Rifiuta una misurazione in cui il valore diastolico non è inferiore a quello sistolico. Alcuni strumenti restituiscono il valore diastolico quando i due valori sono uguali, poiché la pressione differenziale è zero. Questo calcolatore invece rifiuta la misurazione. Senza una differenza a cui applicare un peso, la formula non descrive nulla, e una misurazione invertita (come 80/120) è molto più probabilmente dovuta all'inserimento dei due valori nei campi sbagliati che a una misurazione reale.

Mantiene il semplice peso di un terzo. Esistono formule corrette, compresa quella dipendente dalla frequenza cardiaca proposta da Razminia e colleghi. Usarne una richiederebbe l'inserimento della frequenza cardiaca e allontanerebbe la pagina dalla formula standard ampiamente citata. Il calcolatore mantiene la formula standard e ne dichiara il limite invece di correggerla in modo implicito.

Un dettaglio deriva dall'arrotondamento a una cifra decimale: nelle cartelle cliniche la MAP viene solitamente registrata come numero intero. Una MAP mostrata qui come 93,3 verrebbe comunemente scritta come 93.

Domande frequenti

Come si calcola la MAP a partire dalla pressione arteriosa? Si sottrae la misurazione diastolica da quella sistolica, si divide la differenza per 3 e si aggiunge il risultato alla misurazione diastolica. Per 120/80 mmHg: (120 − 80) / 3 = 13,3 e 80 + 13,3 = 93,3 mmHg.

La MAP è semplicemente la media dei due valori della pressione arteriosa? No. La media semplice di 120 e 80 è 100 mmHg, ma la MAP è 93,3 mmHg. Il cuore trascorre una parte maggiore di ogni battito in rilassamento che in contrazione, quindi nella formula il valore diastolico pesa il doppio di quello sistolico.

Perché la MAP è più vicina al valore diastolico?
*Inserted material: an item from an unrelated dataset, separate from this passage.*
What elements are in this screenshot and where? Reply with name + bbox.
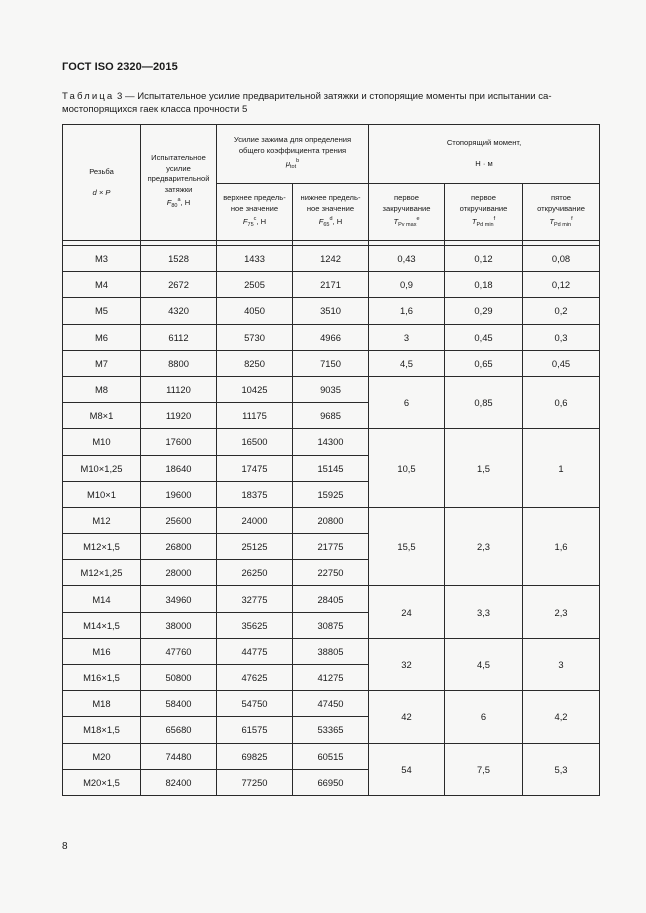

Perché la formula aggiunge al valore diastolico solo un terzo della pressione differenziale. I restanti due terzi della differenza non vengono mai aggiunti, quindi il risultato non può raggiungere il punto intermedio rispetto alla misurazione sistolica.

Che cos'è la pressione differenziale e perché viene mostrata? La pressione differenziale è la misurazione sistolica meno quella diastolica. Viene mostrata perché la formula della MAP consiste nel prenderne un terzo.

Quanto è accurata la formula di un terzo? È un'approssimazione basata sull'ipotesi che la diastole duri circa il doppio della sistole, condizione valida a una normale frequenza cardiaca a riposo. A frequenze cardiache più elevate la diastole è più breve e la formula restituisce un valore inferiore alla MAP misurata.

Il calcolatore accetta i kPa? No. Legge e riporta esclusivamente i mmHg.